In “All the Shah’s Men,” his new book about the 1953 coup and its consequences, reporter Kinzer quotes Harry Truman saying, “There is nothing new in the world except the history you do not know.” Truman is the wise man in Kinzer’s tale, the one who chose “containment” over violent overthrow. His successor in the presidency, Dwight D. Eisenhower, was not so wise. He preferred action and a roll of the dice in Iran. Why? To counter what the die-hard Cold Warriors on his staff took to be Truman’s wimpiness in the face of the Soviet threat.
Substitute “al-Qaeda” and “WMD” for “Reds” and “commies” and it all begins to have a very familiar ring. Why do they hate us? The question so often posed after Sept. 11 has its partial answer in this disgraceful act of 50 years ago, which demonstrates how political buffle-headedness can so abuse operational bravery and smarts. A secret CIA after-action report on the coup obtained several years ago by James Risen of the New York Times reveals how U.S. spies and military intelligence agents brilliantly manipulated a divided Iranian army, shoving out the Mossadeq government in an almost bloodless one-day coup. The Middle East changed forever on Aug. 19, 1953, as it did again in March 2003.
Yet in choosing a seemingly weak, waffling royal to carry the West’s banner in Iran and help them shield their flouting of law and their real aim of grabbing the oil and denying Moscow a strategic prize, the U.S. and British governments miscalculated badly. Once back in power, Shah Mohammad Reza Pahlavi ruled by brute force until the 1979 Islamic revolution that ousted him and America from the scene.
The Pentagon desk types still touting the sleek, well-shod Ahmad Chalabi in Iraq should pay heed. Someone who has spent most of his exile in posh digs in London, who has no discernible power base in Iraq beyond some hangers-on, relatives and shady associates, is not to be trusted. Just yesterday, Chalabi popped up in Baghdad, saying he’d known all along that a terrorist act was brewing, just couldn’t get anyone to listen. Hmmm.

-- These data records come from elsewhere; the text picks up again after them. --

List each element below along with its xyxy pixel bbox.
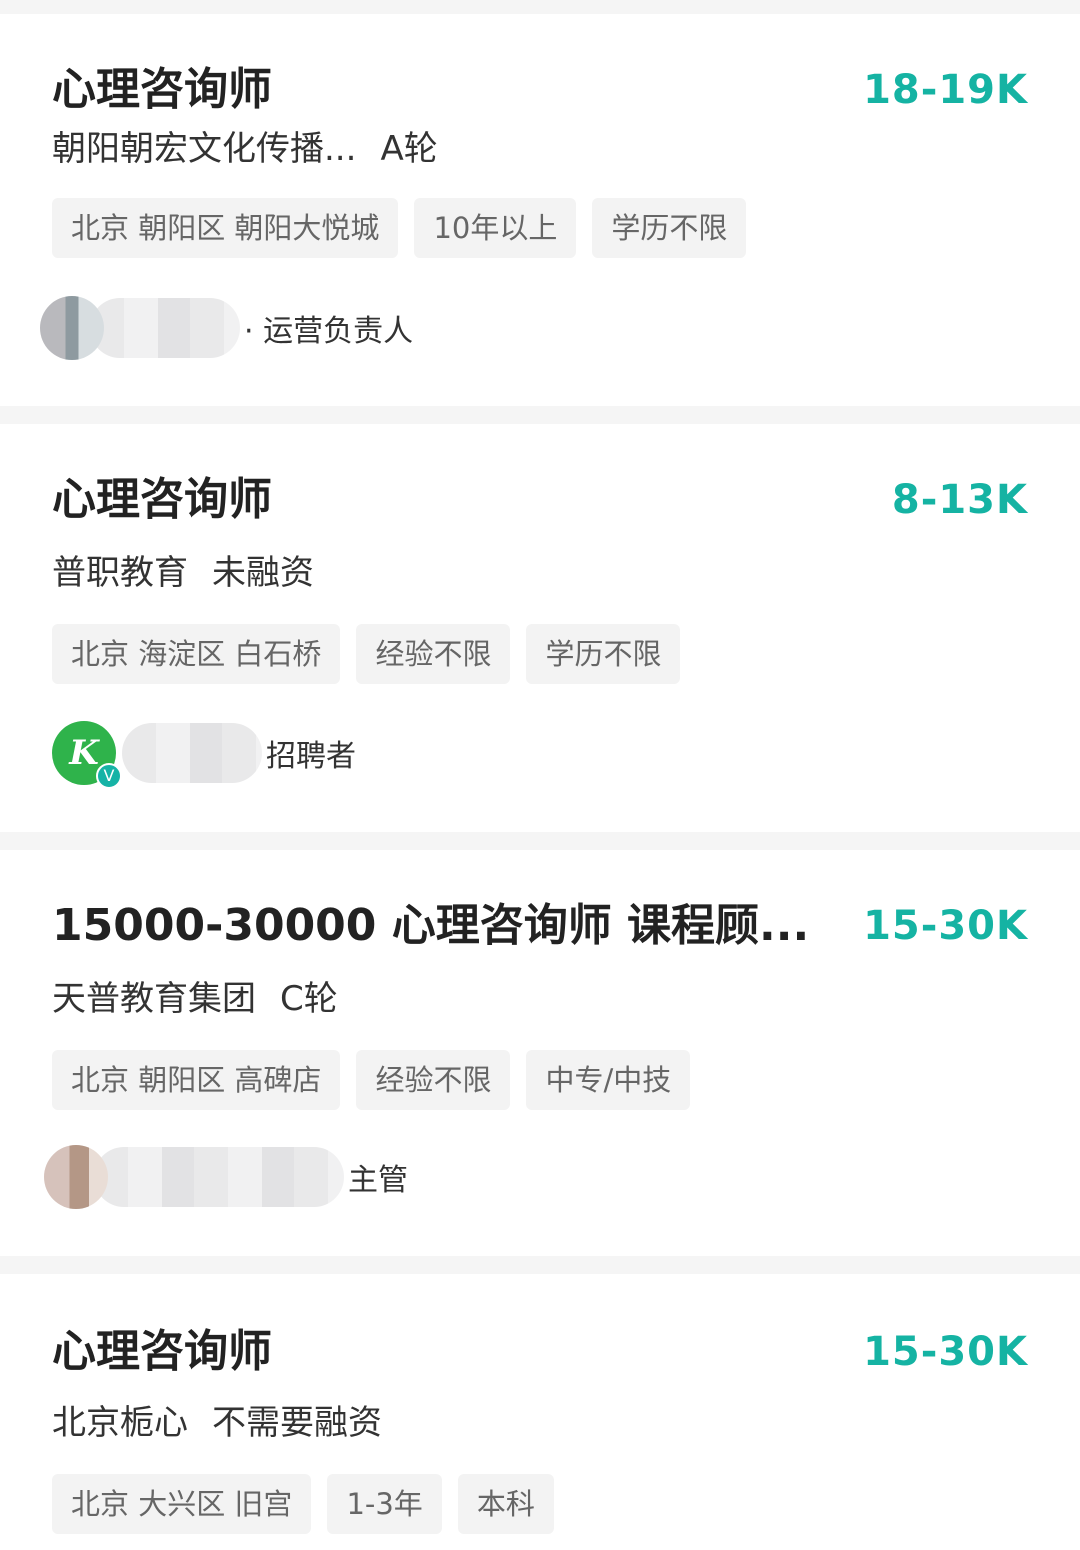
company-name: 北京栀心 xyxy=(52,1403,188,1443)
tag-location: 北京 朝阳区 朝阳大悦城 xyxy=(52,198,399,258)
tag-education: 学历不限 xyxy=(592,198,747,258)
job-card[interactable]: 心理咨询师 18-19K 朝阳朝宏文化传播... A轮 北京 朝阳区 朝阳大悦城 … xyxy=(0,14,1080,406)
job-card[interactable]: 心理咨询师 15-30K 北京栀心 不需要融资 北京 大兴区 旧宫 1-3年 本科 xyxy=(0,1274,1080,1550)
recruiter-title: 招聘者 xyxy=(266,739,356,774)
job-salary: 15-30K xyxy=(863,903,1028,949)
recruiter-name-redacted xyxy=(94,1147,344,1207)
tag-experience: 10年以上 xyxy=(414,198,577,258)
company-name: 朝阳朝宏文化传播... xyxy=(52,129,357,169)
recruiter-row: · 运营负责人 xyxy=(40,293,413,363)
company-info: 朝阳朝宏文化传播... A轮 xyxy=(52,124,438,174)
funding-stage: 未融资 xyxy=(212,553,314,593)
verified-badge-icon: V xyxy=(96,763,122,789)
funding-stage: C轮 xyxy=(280,979,338,1019)
job-salary: 8-13K xyxy=(891,477,1028,523)
tag-location: 北京 大兴区 旧宫 xyxy=(52,1474,312,1534)
tag-education: 中专/中技 xyxy=(526,1050,691,1110)
tag-experience: 经验不限 xyxy=(356,1050,511,1110)
company-info: 北京栀心 不需要融资 xyxy=(52,1398,382,1448)
job-tags: 北京 海淀区 白石桥 经验不限 学历不限 xyxy=(52,624,681,684)
job-title: 心理咨询师 xyxy=(52,1326,272,1377)
recruiter-avatar xyxy=(40,296,104,360)
funding-stage: A轮 xyxy=(380,129,438,169)
company-info: 普职教育 未融资 xyxy=(52,548,314,598)
recruiter-title: 主管 xyxy=(348,1163,408,1198)
recruiter-avatar xyxy=(44,1145,108,1209)
job-title: 心理咨询师 xyxy=(52,64,272,115)
job-list: 心理咨询师 18-19K 朝阳朝宏文化传播... A轮 北京 朝阳区 朝阳大悦城 … xyxy=(0,0,1080,1550)
tag-experience: 1-3年 xyxy=(327,1474,442,1534)
recruiter-name-redacted xyxy=(90,298,240,358)
funding-stage: 不需要融资 xyxy=(212,1403,382,1443)
tag-experience: 经验不限 xyxy=(356,624,511,684)
recruiter-title: · 运营负责人 xyxy=(244,314,414,349)
job-tags: 北京 朝阳区 朝阳大悦城 10年以上 学历不限 xyxy=(52,198,747,258)
job-salary: 15-30K xyxy=(863,1329,1028,1375)
job-salary: 18-19K xyxy=(863,67,1028,113)
recruiter-row: K V 招聘者 xyxy=(52,718,356,789)
tag-location: 北京 海淀区 白石桥 xyxy=(52,624,341,684)
recruiter-name-redacted xyxy=(122,723,262,783)
company-name: 天普教育集团 xyxy=(52,979,256,1019)
company-name: 普职教育 xyxy=(52,553,188,593)
job-title: 心理咨询师 xyxy=(52,474,272,525)
tag-education: 学历不限 xyxy=(526,624,681,684)
job-tags: 北京 大兴区 旧宫 1-3年 本科 xyxy=(52,1474,554,1534)
job-card[interactable]: 心理咨询师 8-13K 普职教育 未融资 北京 海淀区 白石桥 经验不限 学历不限… xyxy=(0,424,1080,832)
company-info: 天普教育集团 C轮 xyxy=(52,974,338,1024)
tag-education: 本科 xyxy=(457,1474,554,1534)
job-card[interactable]: 15000-30000 心理咨询师 课程顾... 15-30K 天普教育集团 C轮… xyxy=(0,850,1080,1256)
tag-location: 北京 朝阳区 高碑店 xyxy=(52,1050,341,1110)
job-tags: 北京 朝阳区 高碑店 经验不限 中专/中技 xyxy=(52,1050,691,1110)
recruiter-row: 主管 xyxy=(44,1142,408,1212)
company-logo-icon: K V xyxy=(52,721,122,789)
job-title: 15000-30000 心理咨询师 课程顾... xyxy=(52,900,810,951)
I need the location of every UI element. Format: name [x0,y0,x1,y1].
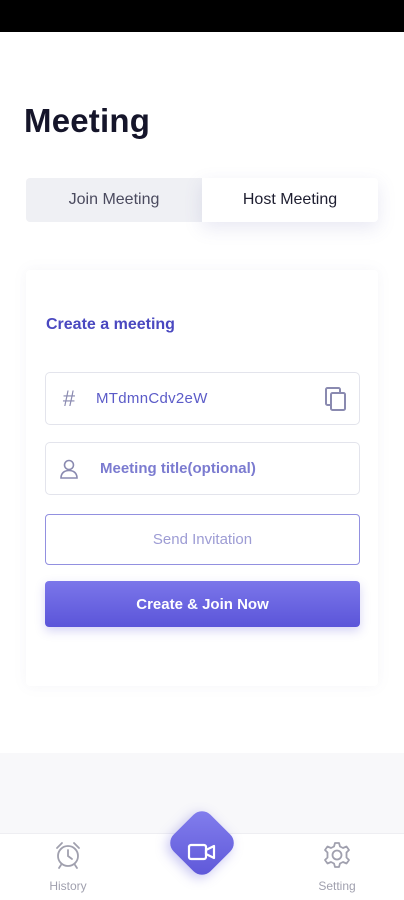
meeting-title-input[interactable] [92,460,359,477]
nav-setting-label: Setting [318,879,356,893]
meeting-code-value: MTdmnCdv2eW [96,390,208,407]
send-invitation-button[interactable]: Send Invitation [45,514,360,565]
page-title: Meeting [24,102,151,139]
section-title: Create a meeting [46,316,175,333]
tab-join-meeting[interactable]: Join Meeting [26,178,202,222]
gear-icon [322,840,352,875]
create-join-button[interactable]: Create & Join Now [45,581,360,627]
nav-history-label: History [49,879,87,893]
user-icon [46,458,92,480]
status-bar [0,0,404,32]
nav-history[interactable]: History [33,840,103,898]
copy-icon[interactable] [313,373,359,424]
hash-icon: # [62,385,76,411]
tab-host-meeting[interactable]: Host Meeting [202,178,378,222]
meeting-title-field [45,442,360,495]
meeting-code-field: # MTdmnCdv2eW [45,372,360,425]
meeting-tabs: Join Meeting Host Meeting [26,178,378,222]
nav-setting[interactable]: Setting [302,840,372,898]
alarm-clock-icon [53,840,83,875]
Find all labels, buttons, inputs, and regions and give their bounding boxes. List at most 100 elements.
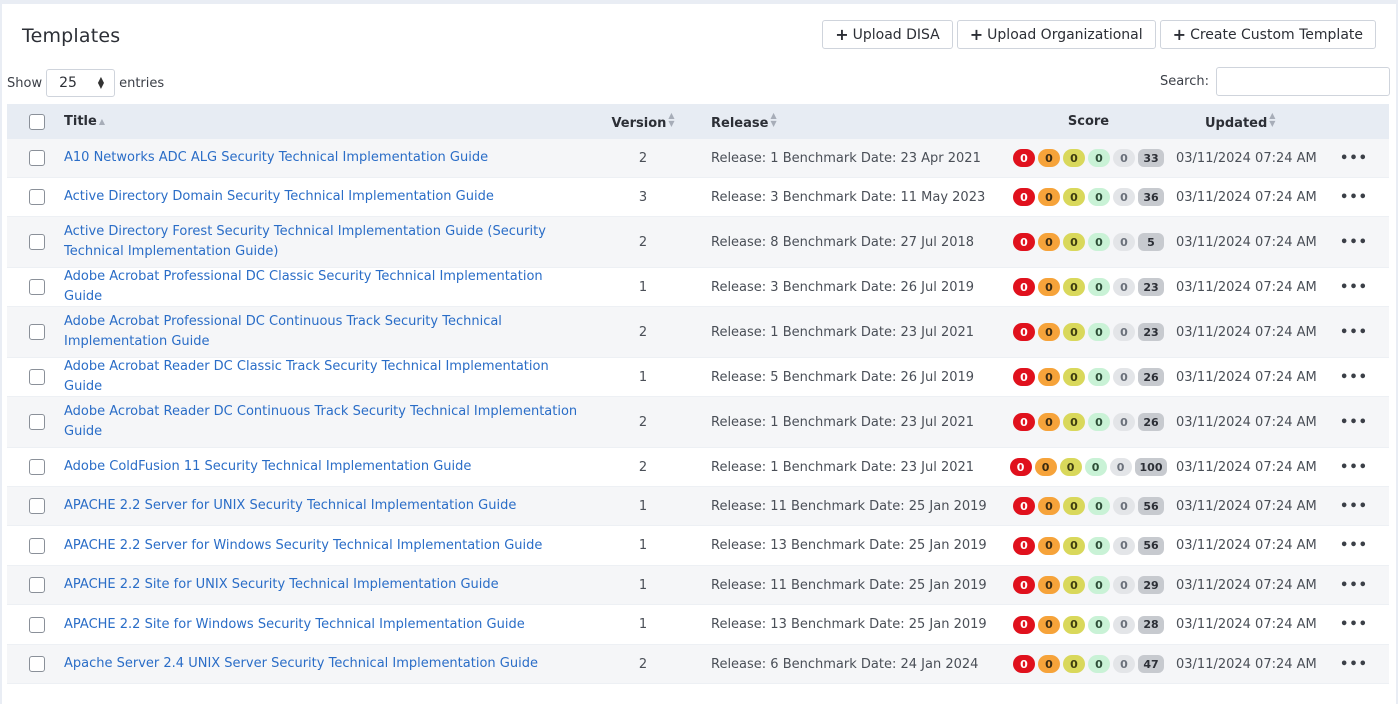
template-title-link[interactable]: Adobe Acrobat Professional DC Classic Se… <box>64 269 543 304</box>
low-count-badge: 0 <box>1088 188 1110 206</box>
more-horizontal-icon[interactable]: ••• <box>1334 190 1374 205</box>
template-title-link[interactable]: Active Directory Domain Security Technic… <box>64 189 494 204</box>
version-cell: 2 <box>584 325 702 340</box>
template-title-link[interactable]: Apache Server 2.4 UNIX Server Security T… <box>64 656 538 671</box>
upload-disa-button[interactable]: + Upload DISA <box>822 20 953 49</box>
info-count-badge: 0 <box>1113 497 1135 515</box>
low-count-badge: 0 <box>1088 655 1110 673</box>
upload-organizational-button[interactable]: + Upload Organizational <box>956 20 1156 49</box>
more-horizontal-icon[interactable]: ••• <box>1334 578 1374 593</box>
medium-count-badge: 0 <box>1063 497 1085 515</box>
template-title-link[interactable]: Adobe Acrobat Reader DC Classic Track Se… <box>64 359 549 394</box>
info-count-badge: 0 <box>1113 323 1135 341</box>
entries-per-page-select[interactable]: 25 ▲ ▼ <box>46 69 116 97</box>
medium-count-badge: 0 <box>1063 323 1085 341</box>
updated-cell: 03/11/2024 07:24 AM <box>1176 370 1334 385</box>
release-cell: Release: 11 Benchmark Date: 25 Jan 2019 <box>702 499 1001 514</box>
template-title-link[interactable]: APACHE 2.2 Site for Windows Security Tec… <box>64 617 525 632</box>
more-horizontal-icon[interactable]: ••• <box>1334 657 1374 672</box>
total-count-badge: 26 <box>1138 413 1164 431</box>
release-cell: Release: 3 Benchmark Date: 26 Jul 2019 <box>702 280 1001 295</box>
template-title-link[interactable]: Adobe ColdFusion 11 Security Technical I… <box>64 459 471 474</box>
template-title-link[interactable]: APACHE 2.2 Site for UNIX Security Techni… <box>64 577 499 592</box>
more-horizontal-icon[interactable]: ••• <box>1334 151 1374 166</box>
updated-value: 03/11/2024 07:24 AM <box>1176 498 1317 514</box>
row-checkbox[interactable] <box>28 234 45 250</box>
total-count-badge: 23 <box>1138 323 1164 341</box>
table-row: Adobe Acrobat Professional DC Classic Se… <box>7 268 1389 307</box>
score-cell: 0 0 0 0 0 36 <box>1001 188 1176 206</box>
create-custom-template-button[interactable]: + Create Custom Template <box>1159 20 1376 49</box>
template-title-link[interactable]: APACHE 2.2 Server for Windows Security T… <box>64 538 542 553</box>
row-checkbox[interactable] <box>28 498 45 514</box>
release-value: Release: 1 Benchmark Date: 23 Jul 2021 <box>711 414 975 430</box>
release-value: Release: 8 Benchmark Date: 27 Jul 2018 <box>711 234 975 250</box>
title-cell: Adobe ColdFusion 11 Security Technical I… <box>64 457 584 477</box>
row-checkbox[interactable] <box>28 150 45 166</box>
row-checkbox[interactable] <box>28 537 45 554</box>
header-title[interactable]: Title ▲ <box>64 114 584 129</box>
total-count-badge: 36 <box>1138 188 1164 206</box>
header-version[interactable]: Version▲ ▼ <box>584 112 702 132</box>
score-cell: 0 0 0 0 0 26 <box>1001 413 1176 431</box>
info-count-badge: 0 <box>1113 413 1135 431</box>
release-value: Release: 1 Benchmark Date: 23 Apr 2021 <box>711 150 981 166</box>
version-cell: 2 <box>584 657 702 672</box>
more-horizontal-icon[interactable]: ••• <box>1334 538 1374 553</box>
template-title-link[interactable]: Adobe Acrobat Reader DC Continuous Track… <box>64 404 577 439</box>
more-horizontal-icon[interactable]: ••• <box>1334 325 1374 340</box>
header-updated-label: Updated <box>1205 116 1268 131</box>
more-horizontal-icon[interactable]: ••• <box>1334 415 1374 430</box>
release-cell: Release: 1 Benchmark Date: 23 Jul 2021 <box>702 415 1001 430</box>
select-caret-icon: ▲ ▼ <box>97 75 105 90</box>
total-count-badge: 33 <box>1138 149 1164 167</box>
release-value: Release: 11 Benchmark Date: 25 Jan 2019 <box>711 498 987 514</box>
header-release[interactable]: Release▲ ▼ <box>702 112 1001 132</box>
more-horizontal-icon[interactable]: ••• <box>1334 370 1374 385</box>
info-count-badge: 0 <box>1113 615 1135 634</box>
table-row: A10 Networks ADC ALG Security Technical … <box>7 139 1389 178</box>
row-checkbox[interactable] <box>28 189 45 205</box>
more-horizontal-icon[interactable]: ••• <box>1334 235 1374 250</box>
release-cell: Release: 3 Benchmark Date: 11 May 2023 <box>702 190 1001 205</box>
row-checkbox[interactable] <box>28 414 45 430</box>
updated-cell: 03/11/2024 07:24 AM <box>1176 325 1334 340</box>
table-row: APACHE 2.2 Site for UNIX Security Techni… <box>7 566 1389 605</box>
row-checkbox[interactable] <box>28 369 45 385</box>
template-title-link[interactable]: A10 Networks ADC ALG Security Technical … <box>64 150 488 165</box>
more-horizontal-icon[interactable]: ••• <box>1334 460 1374 475</box>
row-checkbox[interactable] <box>28 279 45 295</box>
version-cell: 1 <box>584 617 702 632</box>
more-horizontal-icon[interactable]: ••• <box>1334 280 1374 295</box>
search-input[interactable] <box>1216 67 1390 96</box>
score-cell: 0 0 0 0 0 47 <box>1001 655 1176 673</box>
critical-count-badge: 0 <box>1013 149 1035 167</box>
page-title: Templates <box>22 25 121 47</box>
header-release-label: Release <box>711 116 769 131</box>
template-title-link[interactable]: Active Directory Forest Security Technic… <box>64 224 546 259</box>
row-checkbox[interactable] <box>28 459 45 475</box>
medium-count-badge: 0 <box>1063 576 1085 594</box>
select-all-checkbox[interactable] <box>28 113 45 130</box>
more-horizontal-icon[interactable]: ••• <box>1334 499 1374 514</box>
updated-cell: 03/11/2024 07:24 AM <box>1176 280 1334 295</box>
medium-count-badge: 0 <box>1059 458 1082 476</box>
row-checkbox[interactable] <box>28 324 45 340</box>
row-checkbox[interactable] <box>28 616 45 633</box>
release-cell: Release: 1 Benchmark Date: 23 Jul 2021 <box>702 460 1001 475</box>
critical-count-badge: 0 <box>1013 497 1035 515</box>
score-badges: 0 0 0 0 0 56 <box>1013 536 1164 555</box>
more-horizontal-icon[interactable]: ••• <box>1334 617 1374 632</box>
version-cell: 2 <box>584 235 702 250</box>
template-title-link[interactable]: APACHE 2.2 Server for UNIX Security Tech… <box>64 498 516 513</box>
entries-length-control: Show 25 ▲ ▼ entries <box>7 69 164 97</box>
low-count-badge: 0 <box>1088 576 1110 594</box>
score-cell: 0 0 0 0 0 100 <box>1001 458 1176 476</box>
release-value: Release: 1 Benchmark Date: 23 Jul 2021 <box>711 324 975 340</box>
row-checkbox[interactable] <box>28 577 45 593</box>
row-checkbox[interactable] <box>28 656 45 672</box>
header-updated[interactable]: Updated▲ ▼ <box>1176 112 1334 132</box>
template-title-link[interactable]: Adobe Acrobat Professional DC Continuous… <box>64 314 502 349</box>
medium-count-badge: 0 <box>1063 655 1085 673</box>
high-count-badge: 0 <box>1038 149 1060 167</box>
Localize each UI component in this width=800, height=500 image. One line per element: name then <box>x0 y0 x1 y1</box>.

At some point proximate to the overthrow of one man comes the rise of someone potentially worse. The ayatollahs in Iran inspired radical Islamic movements around the world and continue to pour money into terrorist endeavours. Saddam himself was strengthened at home and helped in his quest for weapons of mass destruction by Western governments spooked by Iran’s 1979 revolution.
It is not too late to avoid some of the most disastrous consequences of our latest blunder. But that will require avoiding the wilful ideological blindness that drew us into a war over a nonexistent threat, thereby bringing that threat into being.
Sullivan is foreign-affairs columnist and an associate editor of the Cleveland Plain Dealer.